Could it be that sunscreens promote skin cancers instead of preventing them? Absolutely not, but there is something about sunscreens that needs careful attention. One explanation could be the ineffectiveness of sunscreens made in the 1980s and 1990s. Older formulations did not provide protection from all spectrums of the sun radiation. Those sunscreens shielded more from burning UVB rays but did almost nothing about the more damaging UVA exposure.
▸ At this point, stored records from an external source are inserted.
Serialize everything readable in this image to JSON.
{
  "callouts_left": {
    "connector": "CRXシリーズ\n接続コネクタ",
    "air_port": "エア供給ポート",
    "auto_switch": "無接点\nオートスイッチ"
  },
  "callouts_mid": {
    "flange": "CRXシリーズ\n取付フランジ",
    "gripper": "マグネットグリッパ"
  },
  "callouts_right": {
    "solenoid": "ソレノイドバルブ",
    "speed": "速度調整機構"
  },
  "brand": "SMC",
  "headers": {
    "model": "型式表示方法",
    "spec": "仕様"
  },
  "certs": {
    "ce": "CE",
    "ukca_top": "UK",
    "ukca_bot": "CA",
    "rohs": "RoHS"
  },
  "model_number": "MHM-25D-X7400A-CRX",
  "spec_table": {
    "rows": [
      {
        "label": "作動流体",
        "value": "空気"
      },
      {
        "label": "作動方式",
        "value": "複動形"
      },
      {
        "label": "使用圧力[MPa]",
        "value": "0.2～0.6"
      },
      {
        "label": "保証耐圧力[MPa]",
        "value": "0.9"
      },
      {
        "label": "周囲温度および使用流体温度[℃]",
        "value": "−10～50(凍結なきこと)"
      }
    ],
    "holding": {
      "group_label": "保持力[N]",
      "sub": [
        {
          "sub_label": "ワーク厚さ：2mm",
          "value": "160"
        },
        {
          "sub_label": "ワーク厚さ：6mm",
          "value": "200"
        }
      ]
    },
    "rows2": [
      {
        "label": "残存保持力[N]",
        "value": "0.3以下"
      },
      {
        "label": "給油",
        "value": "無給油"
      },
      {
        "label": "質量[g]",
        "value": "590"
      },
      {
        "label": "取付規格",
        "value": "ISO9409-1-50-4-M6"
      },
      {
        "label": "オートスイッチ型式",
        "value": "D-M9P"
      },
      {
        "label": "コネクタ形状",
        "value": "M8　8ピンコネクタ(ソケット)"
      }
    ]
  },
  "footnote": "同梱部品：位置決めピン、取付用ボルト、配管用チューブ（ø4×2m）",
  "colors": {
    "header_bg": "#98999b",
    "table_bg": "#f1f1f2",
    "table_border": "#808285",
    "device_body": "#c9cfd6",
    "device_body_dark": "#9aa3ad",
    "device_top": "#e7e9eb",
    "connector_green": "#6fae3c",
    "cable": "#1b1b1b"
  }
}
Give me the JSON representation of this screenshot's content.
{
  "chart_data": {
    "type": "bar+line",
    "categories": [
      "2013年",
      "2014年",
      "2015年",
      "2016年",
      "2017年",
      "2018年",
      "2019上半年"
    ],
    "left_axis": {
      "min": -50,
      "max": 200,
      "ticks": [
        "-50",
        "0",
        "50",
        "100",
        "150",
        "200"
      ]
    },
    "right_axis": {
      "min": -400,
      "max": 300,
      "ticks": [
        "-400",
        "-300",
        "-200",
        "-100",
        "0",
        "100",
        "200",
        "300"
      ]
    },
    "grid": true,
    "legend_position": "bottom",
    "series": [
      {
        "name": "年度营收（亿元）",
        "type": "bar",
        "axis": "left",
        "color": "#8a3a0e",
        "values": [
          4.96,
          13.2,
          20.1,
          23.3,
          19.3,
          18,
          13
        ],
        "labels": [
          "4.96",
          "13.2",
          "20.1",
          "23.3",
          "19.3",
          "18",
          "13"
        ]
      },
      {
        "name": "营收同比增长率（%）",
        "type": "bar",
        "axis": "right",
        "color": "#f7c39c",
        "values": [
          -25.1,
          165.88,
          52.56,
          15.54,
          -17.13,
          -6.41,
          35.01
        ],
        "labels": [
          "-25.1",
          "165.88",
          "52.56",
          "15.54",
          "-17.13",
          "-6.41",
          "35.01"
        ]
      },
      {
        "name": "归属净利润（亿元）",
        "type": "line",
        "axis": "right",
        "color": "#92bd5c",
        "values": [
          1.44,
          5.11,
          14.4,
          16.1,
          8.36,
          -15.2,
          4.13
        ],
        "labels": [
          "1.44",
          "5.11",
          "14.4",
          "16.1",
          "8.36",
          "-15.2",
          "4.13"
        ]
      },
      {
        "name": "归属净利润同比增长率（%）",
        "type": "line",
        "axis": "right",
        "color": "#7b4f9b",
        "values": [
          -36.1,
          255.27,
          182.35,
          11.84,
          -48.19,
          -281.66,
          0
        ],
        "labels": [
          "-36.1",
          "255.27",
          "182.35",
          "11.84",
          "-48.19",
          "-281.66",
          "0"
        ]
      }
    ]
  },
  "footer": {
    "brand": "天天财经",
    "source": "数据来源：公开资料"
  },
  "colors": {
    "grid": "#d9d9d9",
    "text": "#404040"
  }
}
Both UVA and UVB types of sun radiation have been shown to mutate DNA and promote skin cancers in animals.  UVA also penetrates deeper and stimulates melanocytes at a much higher rate, yet for some reason UVA dangers were ignored.

 

Slathered in sunscreen, people stayed in the sun longer without having proper protection, often over a period of ten or twenty years, before clinical symptoms of skin cancer appeared.

 

"Most cancers in the United States are skin cancer, and incidences are rising, while the incidences of most other types of cancer are remaining stable or going down," Dr. Martin Weinstock, a professor of dermatology at Brown University Medical School, said to HealthDay. "The most important avoidable cause we know about is exposure to ultraviolet radiation."

 

U.S. Food and Drug Administration now plans to set standards for labeling sunscreens for UVA protection as well as for UVB. "Ratings for UVA would be based on two tests, one to measure the sunscreen's ability to reduce the amount of UVA radiation passing through it, and a second to measure the product's ability to prevent tanning and potential long-term skin damage," MedicineNet says in an article by Dennis Thompson of HealthDay.

 

The new UVA ratings won't appear sunscreens until 2009.

 

However, Environmental Working Group insists that unless the formulations change completely, such measures won't do any good. According to their research, most sunscreens have problems with toxic hazards, for they contain tons of chemical ingredients that break down, interact with each other, penetrate the bloodstream, accumulate in the body, and develop toxic and even genotoxic components.

 

Meanwhile, choose sunscreens made with minerals that reflect all types of sun radiation, including UVA and UVB. Unlike chemical sunscreens that dislodge under UV exposure releasing toxic compounds into our bloodstream, mineral sunscreens sit on top of our skin and do not break under UV pressure.